Da non sottovalutare è il 18% che vorrebbe un nuovo progetto nel “centrodestra moderato” e l’11% che lo vorrebbe nel “centrosinistra moderato e riformista”. Tutti dati che dimostrano la volontà di creare un nuovo schema politico, fuori dalle logiche dello scontro diretto tra i due poli.
Ma cosa chiedono gli elettori intervistati, che vorrebbero un nuovo soggetto politico nell’area di centro?
Il 35%, la maggioranza, ritiene che il nuovo partito dovrebbe occuparsi di ridurre l’evasione fiscale e la corruzione, poi qualcuno racconta che questo tema non sia remunerativo dal punto di vista elettorale. Altri temi sono “sostenere una crescita economica inclusiva” (28%), “ridurre le disuguaglianze sociali” (28%) e rendere lo Stato più moderno ed efficiente (27%).

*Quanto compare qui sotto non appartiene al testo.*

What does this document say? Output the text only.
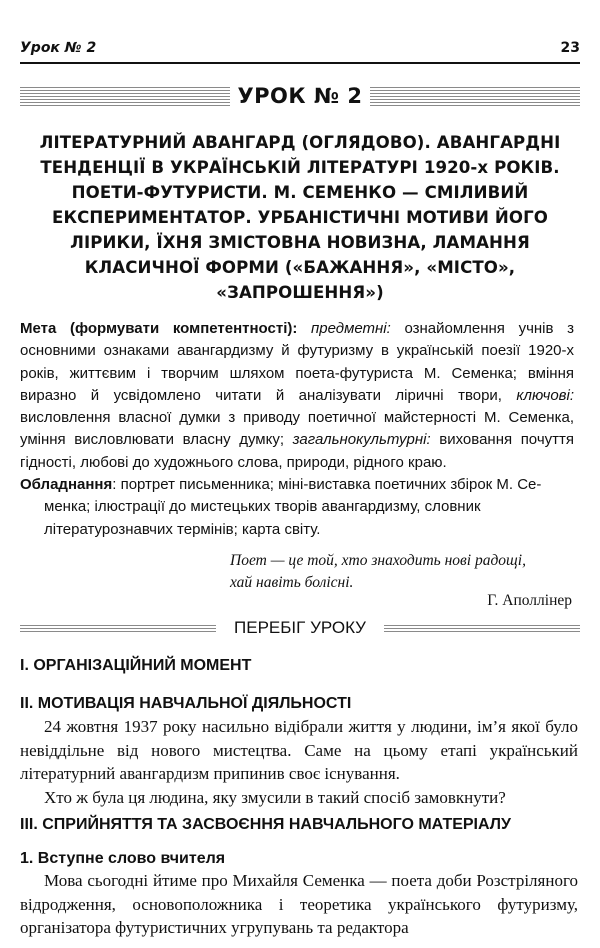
Урок № 2	23
УРОК № 2
ЛІТЕРАТУРНИЙ АВАНГАРД (ОГЛЯДОВО). АВАНГАРДНІ
ТЕНДЕНЦІЇ В УКРАЇНСЬКІЙ ЛІТЕРАТУРІ 1920-х РОКІВ.
ПОЕТИ-ФУТУРИСТИ. М. СЕМЕНКО — СМІЛИВИЙ
ЕКСПЕРИМЕНТАТОР. УРБАНІСТИЧНІ МОТИВИ ЙОГО
ЛІРИКИ, ЇХНЯ ЗМІСТОВНА НОВИЗНА, ЛАМАННЯ
КЛАСИЧНОЇ ФОРМИ («БАЖАННЯ», «МІСТО»,
«ЗАПРОШЕННЯ»)

Мета (формувати компетентності): предметні: ознайомлення учнів з основними ознаками авангардизму й футуризму в українській поезії 1920-х років, життєвим і творчим шляхом поета-футуриста М. Семенка; вміння виразно й усвідомлено читати й аналізувати ліричні твори, ключові: висловлення власної думки з приводу поетичної майстерності М. Семенка, уміння висловлювати власну думку; загальнокультурні: виховання почуття гідності, любові до художнього слова, природи, рідного краю.

Обладнання: портрет письменника; міні-виставка поетичних збірок М. Се-

менка; ілюстрації до мистецьких творів авангардизму, словник літературознавчих термінів; карта світу.

Поет — це той, хто знаходить нові радощі,
хай навіть болісні.
Г. Аполлінер
ПЕРЕБІГ УРОКУ
I. ОРГАНІЗАЦІЙНИЙ МОМЕНТ
II. МОТИВАЦІЯ НАВЧАЛЬНОЇ ДІЯЛЬНОСТІ

24 жовтня 1937 року насильно відібрали життя у людини, ім’я якої було невіддільне від нового мистецтва. Саме на цьому етапі український літературний авангардизм припинив своє існування.

Хто ж була ця людина, яку змусили в такий спосіб замовкнути?

III. СПРИЙНЯТТЯ ТА ЗАСВОЄННЯ НАВЧАЛЬНОГО МАТЕРІАЛУ
1. Вступне слово вчителя

Мова сьогодні йтиме про Михайля Семенка — поета доби Розстріляного відродження, основоположника і теоретика українського футуризму, організатора футуристичних угрупувань та редактора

Su questi temi è possibile trovare insieme le soluzioni? Io penso di sì, basta farlo con passione, umiltà e senza alcun retropensiero di tipo personale, il carrierismo verrà dopo e per chi lo vorrà. Continuo a pensare che sia arrivato il momento di mettere in campo merito, competenze e talenti, ognuno di noi deve assumersi il suo piccolo pezzo di responsabilità civica.
Adesso abbiamo il compito di mettere insieme donne e uomini, associazioni e movimenti, per tentare di trovare insieme temi e soluzioni condivise, affinché il nuovo progetto non sia solo una semplice operazione elettorale.
Dopo tutti questi numeri, penso sia evidente che la domanda ci sia e che sia notevole, in politica però le semplici addizioni non fanno mai la somma sperata. Ci vuole coraggio, pazienza, determinazione e umiltà.
Dobbiamo far crescere sempre più la voglia di guardare con fiducia al futuro della nostra area culturale e politica. Convinti che il centrismo non sia opportunismo tattico, non è solo la “terza via” tra sinistra e destra, ma è soprattutto un’idea di futuro, che parte da valori e ideali, per arrivare ad un programma concreto e realizzabile per il nostro Paese, dobbiamo continuare a unire chi si riconosce nelle culture politiche del riformismo, del liberalismo e del popolarismo.

Senza etichette, senza barriere ideologiche tra noi, senza personalismi adolescenziali, ma mettendo insieme idee, progetti e proposte concrete per il nostro Paese.
A mio modesto parere, tre sono gli errori che non dobbiamo più commettere:
-non dobbiamo partire da “chi sarà il capo”;
-non dobbiamo partire da “con chi ci alleeremo”;
-non dobbiamo partire con frettolose denominazioni “centro riformista”, “centro popolare”, “centro liberale”, “centro moderato”. Tali definizioni rischiano di escludere chi non si riconosce nella singola cultura politica citata. Almeno in questa fase embrionale, parlerei di “centro ricostruttivo” e partecipato, perché senza la partecipazione della base, elemento fortemente caratterizzante, si rischierebbe l’ennesima operazione verticale. L’8% del cosiddetto Terzo Polo, può essere un ottimo punto di partenza, ma di certo non ci basta e per arrivare al potenziale bacino elettorale del 20% ricordiamo ciò che diceva Aldo Moro, nel 1944: “il centro non è statico ma dinamico, importante non solo come luogo fisico o geografico, ma come funzione politica a condizione di essere alternativo alla sinistra e alla destra”.